The Pension Burden: How Other RI Cities Are Dealing with It
Tuesday, July 27, 2010
In Providence, one factor driving pension costs higher has been 5 to 6 percent compounded cost of living increases, or COLAs, for a number of retiring firefighters and police officers.
Like Providence the four cities—Cranston, Newport, Pawtucket, and Warwick—have compounded COLAs, but they are closer to 3 percent and take less of a financial toll on the system, according to the finance directors in those cities.
Instead, those officials faulted past generations of local leaders for failing to make sure the city made its annual contributions to the system.
In Warwick, the old pension system for police and firefighters has a $279.3 million liability—more than $200 million of which is unfunded. “It looks bad on paper, but we’re paying it off,” said Oscar Shelton, the personnel director for the city.
Under that system, retirees receive a compounded cost of living increase which is equal to the annual raises that active employees get. But Shelton said that is not the main reason the system has such a gap in funding. Instead, he said it simply was not properly funded by the city until about 16 years ago, when Warwick committed to a 40-year schedule of annual payments that he said will make up the difference.
Since 1971, firefighters have been put on a different pension plan with a fixed, compounded COLA of 3 percent. Retiring police started going on a similar plan in 1992. Both of those plans are more than 80 percent funded, according to Shelton.
But he said the city needs to take additional steps to reform its pension system. He said his office will propose that the city council require that police offices and firefighters work 25 years, instead of 20, before retiring. He also will recommend that the city change the COLA system, so that in a given year it is either 3 percent or three-quarters of what the rate of inflation is—whichever is less.
In Newport, the city pension for firefighters has a liability of $78.9 million with $50.9 million that is unfunded. The situation is slightly better for police: a pension liability of $73.4 million with $35.6 that is unfunded.
Police officers and firefighters in Newport earn compounded COLAs that tend to hover around 3 percent, but that’s not the reason for the unfunded liabilities, according to city finance director Laura Sitrin. Instead, she said the recession was a major reason why the pension system was facing such a large unfunded liability. Like Warwick, Newport is on a 30-year payment plan that Sitrin said will close the funding gap.
Cranston Moves to 401(k)s
Of the cities, Cranston has taken the lead in reforming its pension system, according to Robin Schutt, the director of administration.

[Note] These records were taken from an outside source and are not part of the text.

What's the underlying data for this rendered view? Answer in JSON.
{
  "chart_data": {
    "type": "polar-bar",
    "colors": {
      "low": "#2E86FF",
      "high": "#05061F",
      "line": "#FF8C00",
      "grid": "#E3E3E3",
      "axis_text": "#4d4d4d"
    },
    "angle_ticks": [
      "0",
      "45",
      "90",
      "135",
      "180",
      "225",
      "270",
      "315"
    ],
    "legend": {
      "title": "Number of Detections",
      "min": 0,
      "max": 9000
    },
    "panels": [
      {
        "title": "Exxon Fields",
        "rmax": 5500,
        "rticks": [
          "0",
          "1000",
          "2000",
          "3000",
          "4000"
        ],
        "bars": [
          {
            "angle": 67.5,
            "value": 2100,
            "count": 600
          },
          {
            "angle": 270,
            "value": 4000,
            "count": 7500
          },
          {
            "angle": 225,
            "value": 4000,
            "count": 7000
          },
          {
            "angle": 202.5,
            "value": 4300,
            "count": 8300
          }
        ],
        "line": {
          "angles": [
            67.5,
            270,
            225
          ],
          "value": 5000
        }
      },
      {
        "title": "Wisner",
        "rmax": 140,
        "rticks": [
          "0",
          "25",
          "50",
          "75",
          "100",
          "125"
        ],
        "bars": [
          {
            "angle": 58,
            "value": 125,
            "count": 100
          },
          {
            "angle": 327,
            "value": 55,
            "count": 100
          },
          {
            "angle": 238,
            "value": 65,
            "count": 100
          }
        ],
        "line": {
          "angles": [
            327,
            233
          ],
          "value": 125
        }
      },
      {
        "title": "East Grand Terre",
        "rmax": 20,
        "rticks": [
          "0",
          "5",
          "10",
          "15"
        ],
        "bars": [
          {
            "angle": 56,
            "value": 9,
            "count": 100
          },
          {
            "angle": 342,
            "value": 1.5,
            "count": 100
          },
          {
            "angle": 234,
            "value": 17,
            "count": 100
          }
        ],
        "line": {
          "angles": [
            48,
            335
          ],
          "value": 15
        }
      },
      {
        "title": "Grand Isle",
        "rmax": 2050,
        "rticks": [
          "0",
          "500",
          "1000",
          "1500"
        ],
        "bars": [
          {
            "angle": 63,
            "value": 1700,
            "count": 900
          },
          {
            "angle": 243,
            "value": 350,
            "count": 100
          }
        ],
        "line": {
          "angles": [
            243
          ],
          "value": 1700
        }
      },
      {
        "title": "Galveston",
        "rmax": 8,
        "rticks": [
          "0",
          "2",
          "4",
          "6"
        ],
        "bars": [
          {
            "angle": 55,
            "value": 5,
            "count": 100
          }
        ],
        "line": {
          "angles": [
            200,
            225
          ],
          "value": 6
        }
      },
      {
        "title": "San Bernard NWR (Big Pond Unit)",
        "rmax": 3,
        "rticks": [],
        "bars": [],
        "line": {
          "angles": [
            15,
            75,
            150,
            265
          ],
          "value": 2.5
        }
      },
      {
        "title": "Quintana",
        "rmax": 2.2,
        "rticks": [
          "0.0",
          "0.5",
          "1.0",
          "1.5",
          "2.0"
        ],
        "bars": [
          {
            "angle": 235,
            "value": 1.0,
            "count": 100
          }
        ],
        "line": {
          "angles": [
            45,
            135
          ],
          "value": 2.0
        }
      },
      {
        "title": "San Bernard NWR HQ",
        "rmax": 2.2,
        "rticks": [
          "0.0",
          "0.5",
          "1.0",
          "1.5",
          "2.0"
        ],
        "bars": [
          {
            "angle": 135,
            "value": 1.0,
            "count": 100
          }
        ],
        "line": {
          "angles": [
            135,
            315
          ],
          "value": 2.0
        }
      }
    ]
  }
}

This year, Mayor Allan Fung got the local Teamsters to agree to 401(k)s for new hires, which is a significant departure from traditional municipal pensions.
As for its police officers and firefighters, they have been entering the state pension system since 1996. But the pension system the city offered retirees before that date has a $244.25 million liability with assets of only $43.4 million, according to Robert Strom, the city finance director.
Like Newport and Warwick, the retirees on that system benefited from a 3 percent compounded COLA, according to Strom. “They are based on the union contracts that we established years ago and we’re paying for it today,” Strom said.
But like his counterparts in other cities, he said COLAs were not the main force behind rising costs. Instead, he said that the city had not make its full contribution to the system, using some of the money to balance its budget.
In Pawtucket, the city pension system for police officers and firefighters has many of the same problems facing other cities. The system has a liability of $177.37 million and only $68.84 million in assets, according to finance director Ronald Wunschel. Like many of the other cities, retirees have their annual benefit increased by a 3 percent compounded COLA—and, like the other cities, Wunschel said the city in the past had not made the necessary annual contribution to keep enough money in the system.
He said Pawtucket is trying to correct the problem by more than doubling its annual contributions—from $4.1 million in 2009 to $9.6 million in the current year.